Hell, there's even a world in which Hall went to Adams and told him that he would only accept a trade to the Bruins. In that scenario the Sabres GM would have had his hands tied when it comes to making a trade.

Update: Comments from Hall today would appear to lend some credence to this theory.


#3 Taylor Hall's terrible performance.

It's not crazy to wonder how many people actually wanted this guy ahead of the trade deadline. Although the Sabres poor season no doubt impacted his individual numbers, those numbers were catastrophic this season. In 37 games Hall managed just 2 goals and 17 assists for a total of 19 points, and finished his time with the Sabres with an ugly plus minus rating of -21. Those are not the kind of elite numbers team's are going to give up their prized assets for.

It's true Hall was the NHL's most valuable player just a few short years ago, but he showed nowhere near that level of form this season.

#4 The stigma that surrounds Taylor Hall.

It may be unfair to Hall but the man has simply not been a winner at the National Hockey League level. It's true that he has largely played for underwhelming teams and in many cases teams with very poor goaltending, but the reality is that outside of his individual achievements Hall has largely failed to win anything at the NHL level.

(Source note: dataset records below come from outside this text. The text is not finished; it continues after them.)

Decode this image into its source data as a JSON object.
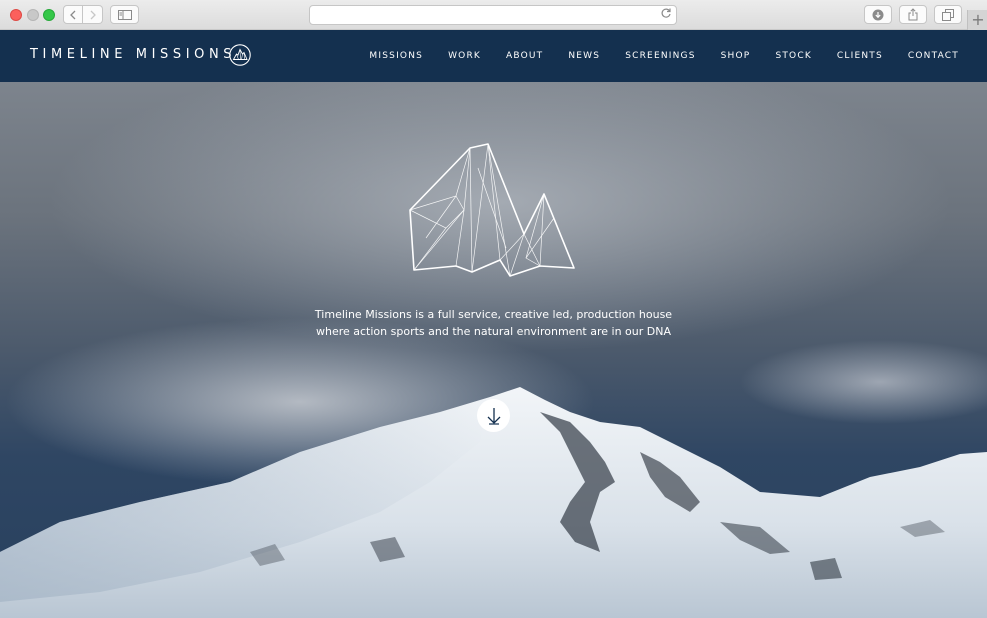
{
  "browser": {
    "back_icon": "chevron-left-icon",
    "forward_icon": "chevron-right-icon",
    "reload_icon": "reload-icon",
    "plus_label": "+"
  },
  "site": {
    "brand": "TIMELINE MISSIONS",
    "nav": [
      "MISSIONS",
      "WORK",
      "ABOUT",
      "NEWS",
      "SCREENINGS",
      "SHOP",
      "STOCK",
      "CLIENTS",
      "CONTACT"
    ],
    "colors": {
      "nav_bg": "#14304f",
      "text": "#ffffff"
    }
  },
  "hero": {
    "tagline_line1": "Timeline Missions is a full service, creative led, production house",
    "tagline_line2": "where action sports and the natural environment are in our DNA",
    "scroll_icon": "arrow-down-icon"
  }
}
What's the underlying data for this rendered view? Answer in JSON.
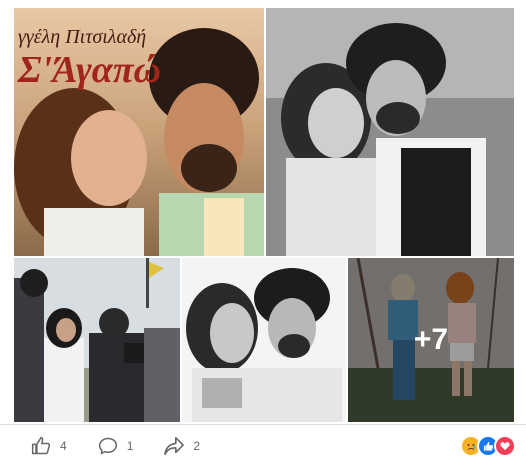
{
  "post": {
    "cover": {
      "title_line1": "γγέλη Πιτσιλαδή",
      "title_line2": "Σ'Άγαπώ"
    },
    "more_photos_label": "+7",
    "photos": [
      {
        "name": "photo-album-cover",
        "description": "album-cover"
      },
      {
        "name": "photo-couple-bw",
        "description": "couple-bw"
      },
      {
        "name": "photo-film-crew",
        "description": "film-crew"
      },
      {
        "name": "photo-couple-close",
        "description": "couple-close"
      },
      {
        "name": "photo-outdoor-tennis",
        "description": "tennis"
      }
    ]
  },
  "footer": {
    "like_count": "4",
    "comment_count": "1",
    "share_count": "2",
    "reaction_colors": {
      "sad": "#f7b125",
      "like": "#1877f2",
      "love": "#f33e58"
    },
    "icon_color": "#65676b"
  }
}
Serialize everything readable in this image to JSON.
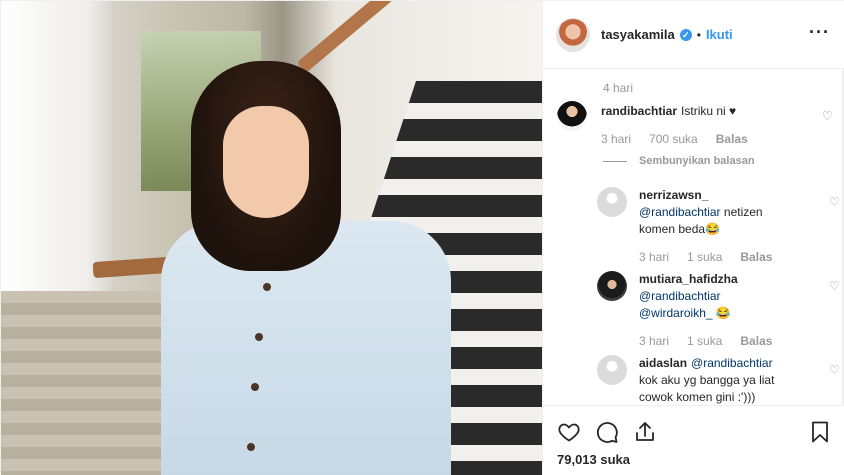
{
  "post": {
    "author": "tasyakamila",
    "follow_label": "Ikuti",
    "separator": "•",
    "more_label": "···",
    "post_age": "4 hari",
    "likes_text": "79,013 suka"
  },
  "comments": [
    {
      "user": "randibachtiar",
      "text": "Istriku ni ♥",
      "time": "3 hari",
      "likes": "700 suka",
      "reply_label": "Balas",
      "hide_replies_label": "Sembunyikan balasan",
      "replies": [
        {
          "user": "nerrizawsn_",
          "mention": "@randibachtiar",
          "text": " netizen komen beda😂",
          "time": "3 hari",
          "likes": "1 suka",
          "reply_label": "Balas"
        },
        {
          "user": "mutiara_hafidzha",
          "mention": "@randibachtiar",
          "mention2": "@wirdaroikh_",
          "text": " 😂",
          "time": "3 hari",
          "likes": "1 suka",
          "reply_label": "Balas"
        },
        {
          "user": "aidaslan",
          "mention": "@randibachtiar",
          "text": " kok aku yg bangga ya liat cowok komen gini :')))"
        }
      ]
    }
  ],
  "icons": {
    "verified": "verified-badge-icon",
    "like": "heart-icon",
    "comment": "comment-bubble-icon",
    "share": "share-icon",
    "save": "bookmark-icon"
  },
  "colors": {
    "accent": "#3897f0",
    "mention": "#003569",
    "muted": "#999999",
    "text": "#262626"
  }
}
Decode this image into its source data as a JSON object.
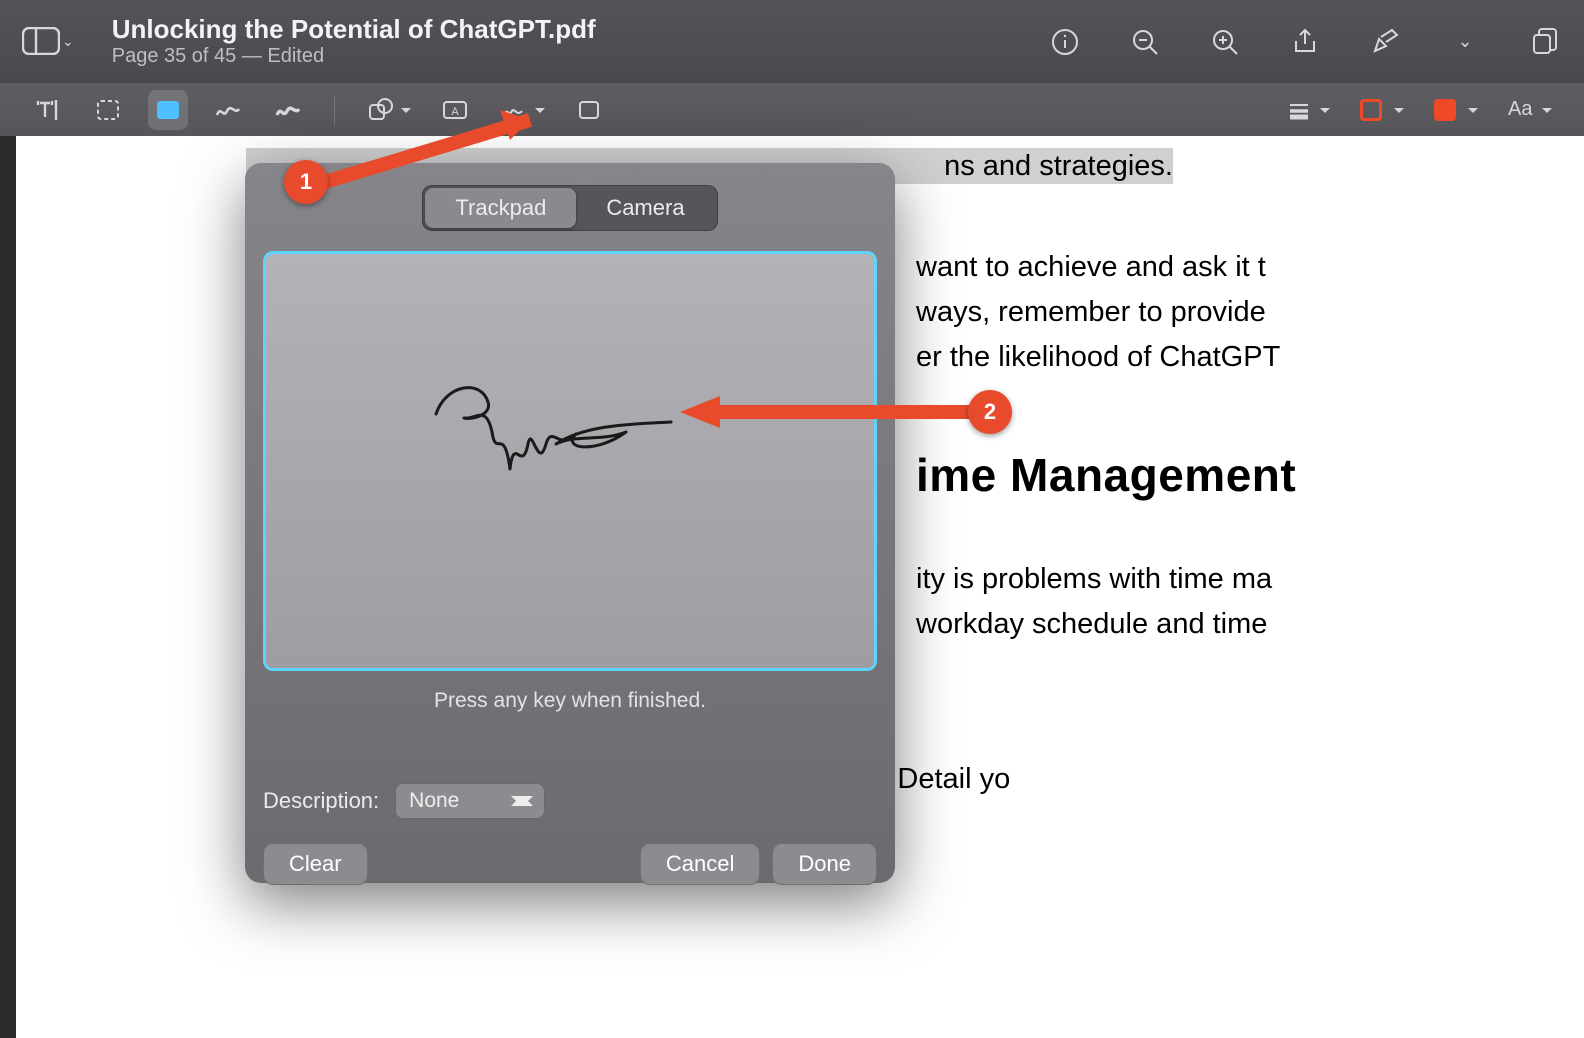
{
  "header": {
    "doc_title": "Unlocking the Potential of ChatGPT.pdf",
    "subtitle": "Page 35 of 45  —  Edited"
  },
  "markup_toolbar": {
    "text_style_label": "Aa"
  },
  "document": {
    "highlight_line": "ns and strategies.",
    "para1_a": "want to achieve and ask it t",
    "para1_b": "ways, remember to provide ",
    "para1_c": "er the likelihood of ChatGPT",
    "heading": "ime Management",
    "para2_a": "ity is problems with time ma",
    "para2_b": "workday schedule and time ",
    "para3": "workday looks like. Detail yo"
  },
  "popover": {
    "tabs": {
      "trackpad": "Trackpad",
      "camera": "Camera",
      "active": "trackpad"
    },
    "hint": "Press any key when finished.",
    "description_label": "Description:",
    "description_value": "None",
    "clear": "Clear",
    "cancel": "Cancel",
    "done": "Done"
  },
  "annotations": {
    "badge1": "1",
    "badge2": "2"
  },
  "colors": {
    "accent": "#e84b2b",
    "swatch": "#ef4a27",
    "canvas_border": "#5fd3fc"
  }
}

He never went anywhere with the Oilers and was quickly knocked out of his playoff runs with both the Devils and the Coyotes, in spite of the fact that Hall himself played well in those series. There's no doubt in my mind that his history of losing at the NHL level had at least some NHL general managers looking elsewhere for help ahead of the deadline, especially when you add in the other factors I've mentioned here already.

I can certainly understand why fans in Buffalo are outraged at this trade, but I don't think it is as cut and dry as many have tried to make it seem.